La crisi pandemica ha messo in evidenza il ruolo che le nuove tecnologie informatiche e digitali svolgono come fattori abilitanti per l’assistenza dei pazienti nelle proprie abitazioni e per la gestione delle patologie croniche (come avviene nel caso del c.d. Cronic Care Model). Ma mentre dal lato pubblico la spinta all’innovazione sembra fermarsi all’assistenza domiciliare, è innegabile che le tecnologie ICT svolgano - e svolgeranno sempre di più - un ruolo fondamentale sia nella ridefinizione dei processi aziendali, andando a migliorare l’efficacia e l’efficienza dell’intera filiera della salute, ma anche - e forse soprattutto - nella definizione di una nuova governance clinica e manageriale dei sistemi sanitari.

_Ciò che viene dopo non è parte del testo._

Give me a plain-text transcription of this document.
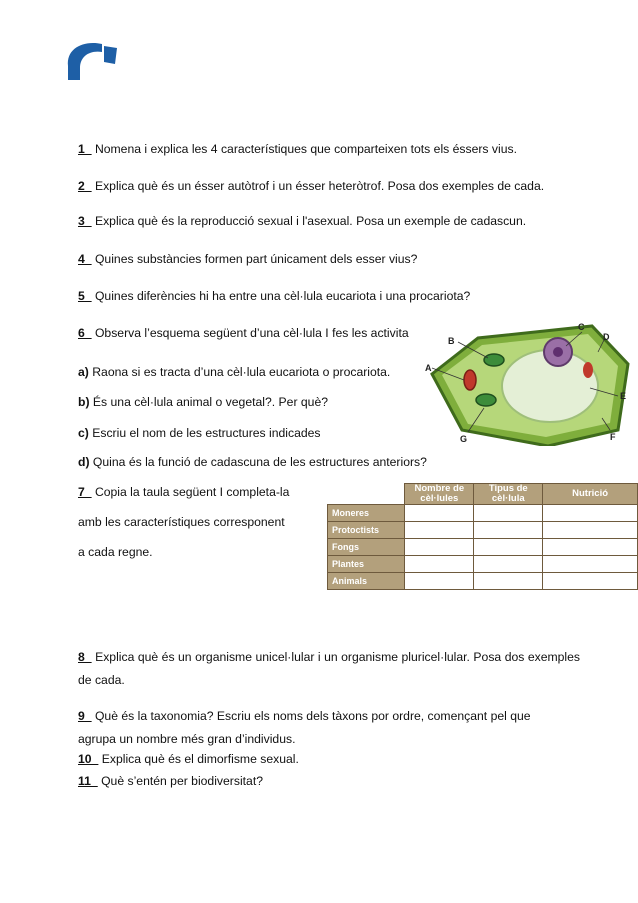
1_ Nomena i explica les 4 característiques que comparteixen tots els éssers vius.
2_ Explica què és un ésser autòtrof i un ésser heteròtrof. Posa dos exemples de cada.
3_ Explica què és la reproducció sexual i l'asexual. Posa un exemple de cadascun.
4_ Quines substàncies formen part únicament dels esser vius?
5_ Quines diferències hi ha entre una cèl·lula eucariota i una procariota?
6_ Observa l’esquema següent d’una cèl·lula I fes les activita
a) Raona si es tracta d’una cèl·lula eucariota o procariota.
b) És una cèl·lula animal o vegetal?. Per què?
c) Escriu el nom de les estructures indicades
d) Quina és la funció de cadascuna de les estructures anteriors?
A
B
C
D
E
F
G
7_ Copia la taula següent I completa-la
amb les característiques corresponent
a cada regne.
	Nombre de cèl·lules	Tipus de cèl·lula	Nutrició
Moneres			
Protoctists			
Fongs			
Plantes			
Animals			
8_ Explica què és un organisme unicel·lular i un organisme pluricel·lular. Posa dos exemples de cada.
9_ Què és la taxonomia? Escriu els noms dels tàxons por ordre, començant pel que agrupa un nombre més gran d’individus.
10_ Explica què és el dimorfisme sexual.
11_ Què s’entén per biodiversitat?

E, last but not least, la crisi pandemica ha messo in luce la necessità di organizzare in senso mutualistico tutte quelle prestazioni sanitarie ad oggi non coperte né dal SSN né rimborsate dai Fondi sanitari, ma finanziate direttamente dai cittadini attraverso l’out of pocket.
Il rapido ribaltamento della piramide sanitaria, il moltiplicarsi di cronicità e l’emergere di condizioni di non autosufficienza, pongono la questione economica - e di sostenibilità economica - al centro del dibattito sanitario. La proposta è quindi di sviluppare una forma di “neo-mutualismo”, favorendo, eventualmente anche attraverso leve economiche e fiscali, l’aggregazione dei cittadini non già coperti da un contratto di lavoro.
Come il primo pilastro non richiede la cittadinanza quale requisito per accedere al Servizio Sanitario nazionale, così il secondo pilastro dovrebbe garantire la possibilità di usufruire delle prestazioni integrative a tutte le collettività, a prescindere dal loro status lavorativo.
L’estensione della tutela sanitaria integrativa a tutte le categorie non coperte che ad oggi, per garantirsi un’integrazione rispetto a quanto già offerto dal SSN, devono ricorrere la mercato assicurativo privato. Tale mercato tuttavia risponde a logiche di natura commerciale, completamente diverse, spesso contrapposte rispetto a quanto invece avviene nella realtà dei Fondi integrativi, soprattutto quelli di origine contrattuale e sindacale.
La possibilità di istituzionalizzare la spesa lasciata ad oggi “libera” ai cittadini, non in ottica di maggior controllo o di maggiori vincoli, ma per una maggiore tutela per tutti, permette sia la maggiore tracciabilità dei pagamenti, evitando fenomeni di evasione fiscale fin troppo diffusi nel comparto sanitario, sia di dare una forte spinta, e soprattutto una visione, ad un settore ad oggi in crisi.
Per concludere, i Fondi sanitari hanno la possibilità di intercettare i bisogni non gestiti da parte del SSN, aprendo la strada a nuove forme di “fare salute”, attraverso la prevenzione, l’assistenza alla persona e la gestione delle fragilità che rappresentano le sfide attuali per un futuro sostenibile e inclusivo.